When reflecting on the inspiration the March generates by affirming culture as a powerful arena for narrative contestation, capable of mobilizing awareness and driving action for racial justice and reparations, Jaqueline also turns to her own path. “I learned that culture emerges from a symbolic infrastructure that shapes common sense, struggles, disputes, and ways of living. Artistic expressions amplify this to its highest intensity. When the power of arts and culture is underestimated, we leave room for hegemonic and symbolic forces to continue naturalizing inequalities. Conversely, when culture is embraced as a site of contestation, it becomes a tool to subvert stereotypes, dismantle cultural racism, and bring back to the center memories and experiences that were pushed to the margins,” she says.
She underscores that racial justice and reparations are also built through recognition, the reconstruction of meaning, and historical redress. “To contest culture is to contest the official narrative, to question the version of history that was told as if it were the only one, and to restore legitimacy to ways of life, knowledge systems, and territories that have resisted erasure. This has a direct impact on how society behaves, because culture carries enormous pedagogical power. It offers structures of meaning that people repeat, sing, and learn to admire or to reject.”
For Jaqueline, this experience helped her work collaboratively with the March’s organizers and elevate art and cultural expression as pathways to reach places where public policy often cannot. “We were able to translate complex issues into a sensitive language, generating identification and expanding the debate beyond already politicized spaces. Art opens doors for people who do not yet see themselves reflected in the issue to recognize themselves and, from there, to get involved,” she explains.

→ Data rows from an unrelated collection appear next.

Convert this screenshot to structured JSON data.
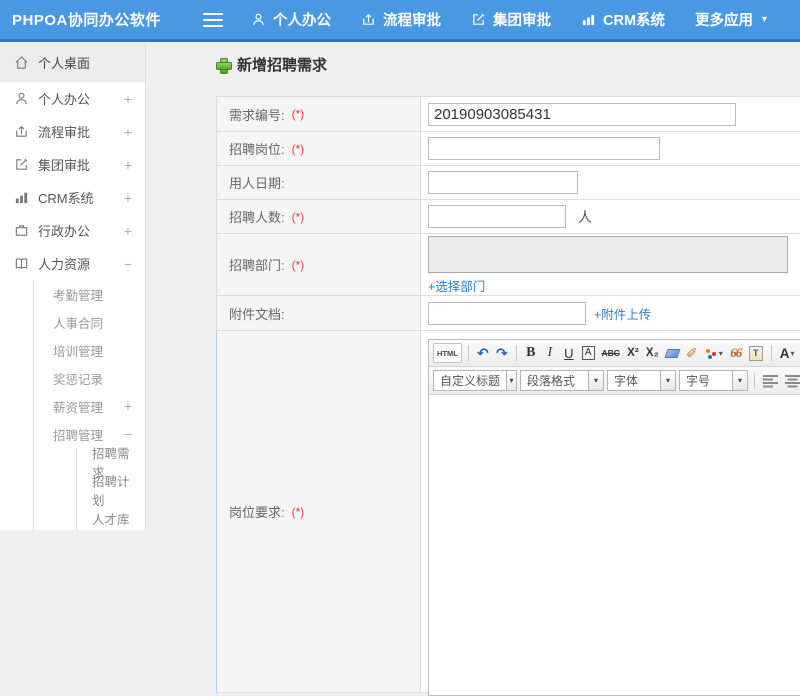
{
  "topbar": {
    "brand": "PHPOA协同办公软件",
    "nav": [
      {
        "label": "个人办公"
      },
      {
        "label": "流程审批"
      },
      {
        "label": "集团审批"
      },
      {
        "label": "CRM系统"
      },
      {
        "label": "更多应用"
      }
    ]
  },
  "sidebar": {
    "items": [
      {
        "label": "个人桌面"
      },
      {
        "label": "个人办公",
        "expander": "+"
      },
      {
        "label": "流程审批",
        "expander": "+"
      },
      {
        "label": "集团审批",
        "expander": "+"
      },
      {
        "label": "CRM系统",
        "expander": "+"
      },
      {
        "label": "行政办公",
        "expander": "+"
      },
      {
        "label": "人力资源",
        "expander": "−"
      }
    ],
    "hr_sub": [
      {
        "label": "考勤管理"
      },
      {
        "label": "人事合同"
      },
      {
        "label": "培训管理"
      },
      {
        "label": "奖惩记录"
      },
      {
        "label": "薪资管理",
        "expander": "+"
      },
      {
        "label": "招聘管理",
        "expander": "−"
      }
    ],
    "recruit_sub": [
      {
        "label": "招聘需求"
      },
      {
        "label": "招聘计划"
      },
      {
        "label": "人才库"
      }
    ]
  },
  "page": {
    "title": "新增招聘需求"
  },
  "form": {
    "rows": [
      {
        "label": "需求编号:",
        "required": "(*)",
        "value": "20190903085431"
      },
      {
        "label": "招聘岗位:",
        "required": "(*)"
      },
      {
        "label": "用人日期:"
      },
      {
        "label": "招聘人数:",
        "required": "(*)",
        "suffix": "人"
      },
      {
        "label": "招聘部门:",
        "required": "(*)",
        "link": "+选择部门"
      },
      {
        "label": "附件文档:",
        "link": "+附件上传"
      },
      {
        "label": "岗位要求:",
        "required": "(*)"
      }
    ]
  },
  "editor": {
    "toolbar": {
      "html": "HTML",
      "undo": "↶",
      "redo": "↷",
      "bold": "B",
      "italic": "I",
      "underline": "U",
      "anchor": "A",
      "strike": "ABC",
      "sup": "X²",
      "sub": "X₂",
      "quote": "66",
      "paste_t": "T",
      "fontcolor": "A",
      "backcolor": "a"
    },
    "dropdowns": [
      {
        "label": "自定义标题"
      },
      {
        "label": "段落格式"
      },
      {
        "label": "字体"
      },
      {
        "label": "字号"
      }
    ]
  },
  "icons": {
    "caret_down": "▾"
  },
  "colors": {
    "topbar": "#4a97e4",
    "topbar_strip": "#3472bd",
    "link": "#2e7fc0",
    "required": "#e23b3b",
    "plus": "#4ea52e"
  }
}
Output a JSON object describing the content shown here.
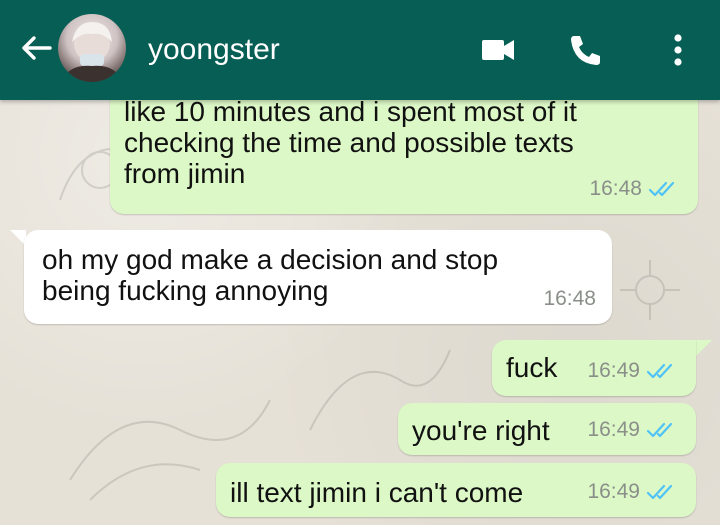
{
  "header": {
    "contact_name": "yoongster",
    "icons": [
      "back-arrow-icon",
      "avatar",
      "video-call-icon",
      "voice-call-icon",
      "more-options-icon"
    ]
  },
  "messages": [
    {
      "direction": "outgoing",
      "text": "like 10 minutes and i spent most of it\nchecking the time and possible texts\nfrom jimin",
      "time": "16:48",
      "status": "read"
    },
    {
      "direction": "incoming",
      "text": "oh my god make a decision and stop\nbeing fucking annoying",
      "time": "16:48"
    },
    {
      "direction": "outgoing",
      "text": "fuck",
      "time": "16:49",
      "status": "read"
    },
    {
      "direction": "outgoing",
      "text": "you're right",
      "time": "16:49",
      "status": "read"
    },
    {
      "direction": "outgoing",
      "text": "ill text jimin i can't come",
      "time": "16:49",
      "status": "read"
    }
  ],
  "colors": {
    "header": "#075e54",
    "outgoing_bubble": "#dcf8c6",
    "incoming_bubble": "#ffffff",
    "read_ticks": "#4fc3f7",
    "timestamp": "#8a8f8a"
  }
}
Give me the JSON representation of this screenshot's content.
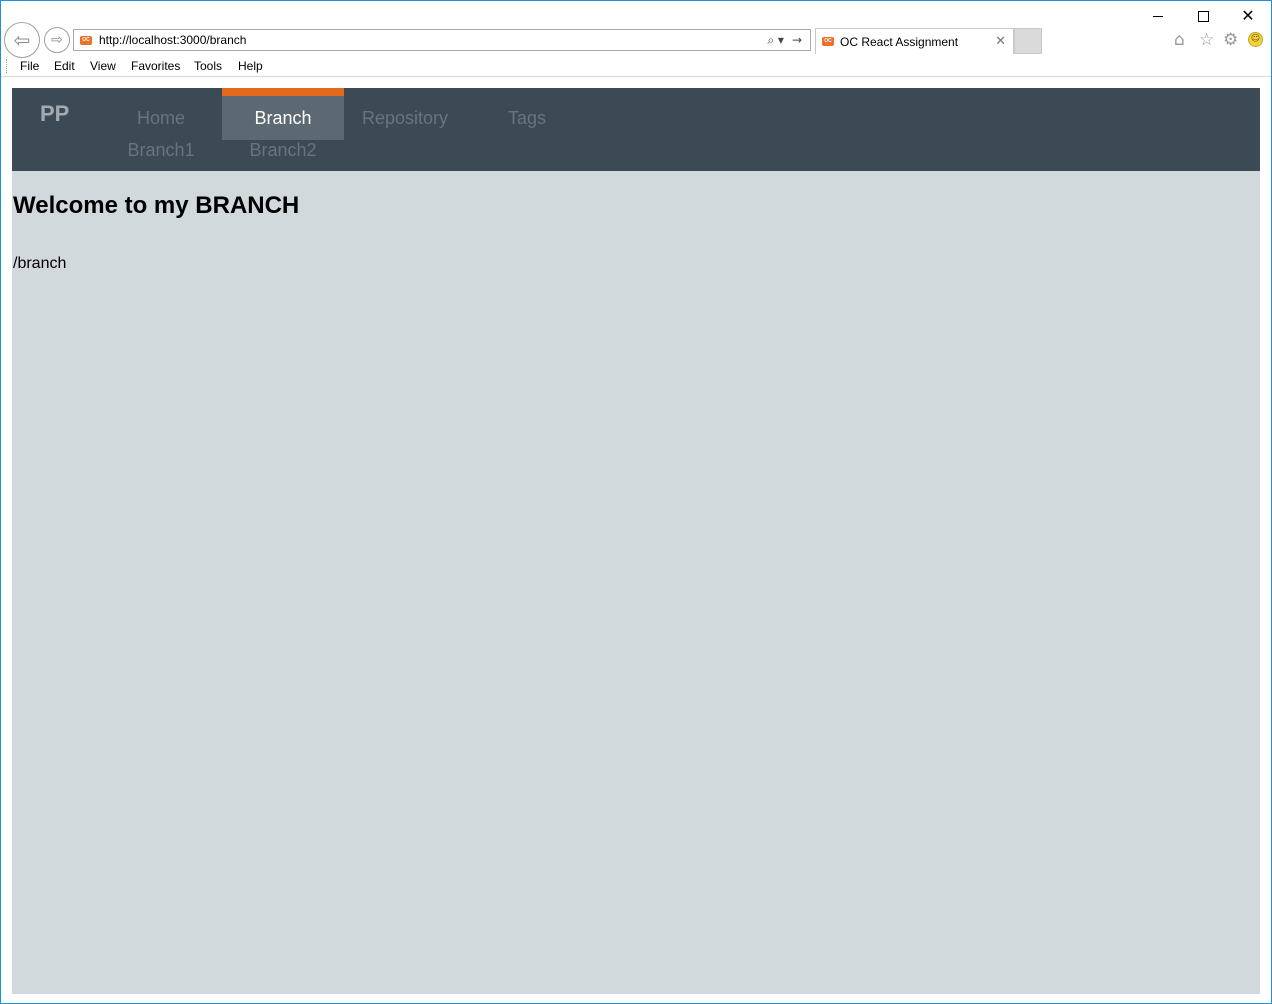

It is at this point that Jaqueline recognizes the power of the narratives produced by Black women and some of the legacies the March may leave behind. “When Black women tell their own stories, they cease to be objects of representation and become political subjects, disputing meaning, producing references, and expanding the boundaries of what is possible. I hold onto the idea that culture is a battlefield where worldviews are validated, contested, or transformed. That’s why investing in culture is investing in racial justice and reparations: structural change also unfolds on the symbolic plane, in the collective imagination, and in the values that shape public and private decisions,” she concludes.